WT1 is a 50 kDa protein that contains an amino terminal transactivation domain and a carboxy terminal DNA binding domain consisting of four zinc fingers. Alternative splicing of WT1 leads to distinct isoforms, of which the most significant results from the variable insertion of three amino acids, lysine, threonine and serine (KTS), in the critical linker between zinc fingers three and four . WT1(−KTS), with an uninterrupted zinc finger domain, is an extensively characterized transcription factor. Insertion of the KTS splice, however, dramatically alters the DNA binding properties of the WT1 zinc finger, such that no DNA binding sequence and no transcriptional target genes have been identified. Instead, WT1(+KTS) has been postulated to play a role in RNA metabolism, based on its partial subnuclear co-localization with interchromatin granules (IGs) and association with splicing components [14–16], yet no clear function of WT1(+KTS) in RNA processing has been successfully demonstrated.
The physiological importance of WT1(+KTS) function is illustrated by Frasier syndrome, a sex reversal syndrome associated with severe developmental defects of the kidneys and gonads, caused by a splice donor mutation resulting in a decreased WT1(+KTS) to WT1(−KTS) ratio [17–19]. WT1 isoform-specific mouse knockouts have been generated, revealing similar but not identical genitourinary defects (e.g. streak gonads in WT1(−KTS) null mice versus male to female sex reversal in WT1(+KTS) null mice) . Taken together, these data indicate that the two isoforms have overlapping but distinct functions and that maintaining the proper ratio of the two isoforms is critical for normal kidney and urogenital development.
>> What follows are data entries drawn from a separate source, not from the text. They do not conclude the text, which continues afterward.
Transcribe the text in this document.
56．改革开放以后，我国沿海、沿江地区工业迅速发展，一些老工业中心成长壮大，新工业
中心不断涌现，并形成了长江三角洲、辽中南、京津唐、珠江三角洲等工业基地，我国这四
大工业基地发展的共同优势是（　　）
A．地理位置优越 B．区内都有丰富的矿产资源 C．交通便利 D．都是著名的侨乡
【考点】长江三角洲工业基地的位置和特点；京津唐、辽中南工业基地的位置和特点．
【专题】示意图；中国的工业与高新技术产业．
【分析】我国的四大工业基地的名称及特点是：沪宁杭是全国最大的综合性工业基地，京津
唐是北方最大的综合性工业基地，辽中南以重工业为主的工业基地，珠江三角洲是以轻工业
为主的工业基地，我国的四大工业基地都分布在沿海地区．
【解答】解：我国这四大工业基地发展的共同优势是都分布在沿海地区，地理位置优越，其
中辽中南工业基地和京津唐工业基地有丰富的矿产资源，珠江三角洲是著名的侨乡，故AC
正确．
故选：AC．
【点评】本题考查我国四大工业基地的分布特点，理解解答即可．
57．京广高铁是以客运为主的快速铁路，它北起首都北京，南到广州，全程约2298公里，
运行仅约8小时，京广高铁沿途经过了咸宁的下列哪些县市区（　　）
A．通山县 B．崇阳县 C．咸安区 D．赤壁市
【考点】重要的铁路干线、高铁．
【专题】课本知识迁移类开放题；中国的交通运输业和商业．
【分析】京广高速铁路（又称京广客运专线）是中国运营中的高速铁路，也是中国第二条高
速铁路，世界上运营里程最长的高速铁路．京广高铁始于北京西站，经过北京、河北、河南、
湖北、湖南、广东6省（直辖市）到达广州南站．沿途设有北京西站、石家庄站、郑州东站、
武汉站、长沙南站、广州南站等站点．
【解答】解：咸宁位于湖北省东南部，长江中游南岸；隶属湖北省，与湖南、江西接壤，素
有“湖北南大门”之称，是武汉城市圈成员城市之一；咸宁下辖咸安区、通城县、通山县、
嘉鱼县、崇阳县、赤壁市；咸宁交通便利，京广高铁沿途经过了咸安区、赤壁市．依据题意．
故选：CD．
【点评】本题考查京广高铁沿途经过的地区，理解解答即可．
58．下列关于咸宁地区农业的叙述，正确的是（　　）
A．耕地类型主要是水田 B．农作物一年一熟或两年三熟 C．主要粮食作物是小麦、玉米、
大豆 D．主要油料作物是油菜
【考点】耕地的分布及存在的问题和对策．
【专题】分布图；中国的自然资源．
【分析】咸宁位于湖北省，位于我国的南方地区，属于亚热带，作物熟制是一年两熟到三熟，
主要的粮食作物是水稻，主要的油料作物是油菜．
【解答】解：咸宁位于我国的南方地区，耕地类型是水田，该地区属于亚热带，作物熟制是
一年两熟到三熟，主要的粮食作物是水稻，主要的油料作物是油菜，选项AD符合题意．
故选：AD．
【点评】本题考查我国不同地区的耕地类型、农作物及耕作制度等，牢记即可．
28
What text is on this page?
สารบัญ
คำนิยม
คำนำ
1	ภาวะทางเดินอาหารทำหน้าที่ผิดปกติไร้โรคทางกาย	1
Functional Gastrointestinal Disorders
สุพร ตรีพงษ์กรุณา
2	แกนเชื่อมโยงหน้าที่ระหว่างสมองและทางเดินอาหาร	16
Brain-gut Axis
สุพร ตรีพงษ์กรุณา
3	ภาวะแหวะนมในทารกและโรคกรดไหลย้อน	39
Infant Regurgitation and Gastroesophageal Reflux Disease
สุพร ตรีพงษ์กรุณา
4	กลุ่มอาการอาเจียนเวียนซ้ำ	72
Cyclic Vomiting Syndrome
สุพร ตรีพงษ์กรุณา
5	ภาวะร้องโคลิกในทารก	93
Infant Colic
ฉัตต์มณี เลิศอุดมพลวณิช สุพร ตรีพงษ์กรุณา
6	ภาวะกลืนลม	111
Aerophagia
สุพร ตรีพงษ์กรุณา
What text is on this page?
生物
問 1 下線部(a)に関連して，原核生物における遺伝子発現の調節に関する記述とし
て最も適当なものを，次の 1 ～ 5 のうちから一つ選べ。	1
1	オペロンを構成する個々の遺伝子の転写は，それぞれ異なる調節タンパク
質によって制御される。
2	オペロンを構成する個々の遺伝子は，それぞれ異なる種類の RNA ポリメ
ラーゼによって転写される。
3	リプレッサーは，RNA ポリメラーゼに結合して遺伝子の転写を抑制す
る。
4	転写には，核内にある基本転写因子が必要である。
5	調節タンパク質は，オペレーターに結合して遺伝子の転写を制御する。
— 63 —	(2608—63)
Microarray based searches for target genes of WT1(+KTS) have failed to identify viable candidate target genes and in vitro binding site selection screens have been unsuccessful . Therefore, we undertook a genome-wide in vivo DNA binding site screen to search for candidate target gene promoters physically bound by this WT1 isoform. We identified in vivo WT1(+KTS) binding sites within the promoters of several genes, of which the most striking was the planar cell polarity (PCP) gene SCRIBBLE (SCRIB). The remarkable temporal and spatial co-expression of WT1 and SCRIB in the developing kidney support a previously unappreciated link between this developmentally regulated tumor suppressor and the PCP pathway. The identification of SCRIBBLE as a potential WT1(+KTS) target gene also define this critical WT1 isoform as a bona fide transcriptional regulator and identify key DNA sequences implicated in its specific DNA binding activity.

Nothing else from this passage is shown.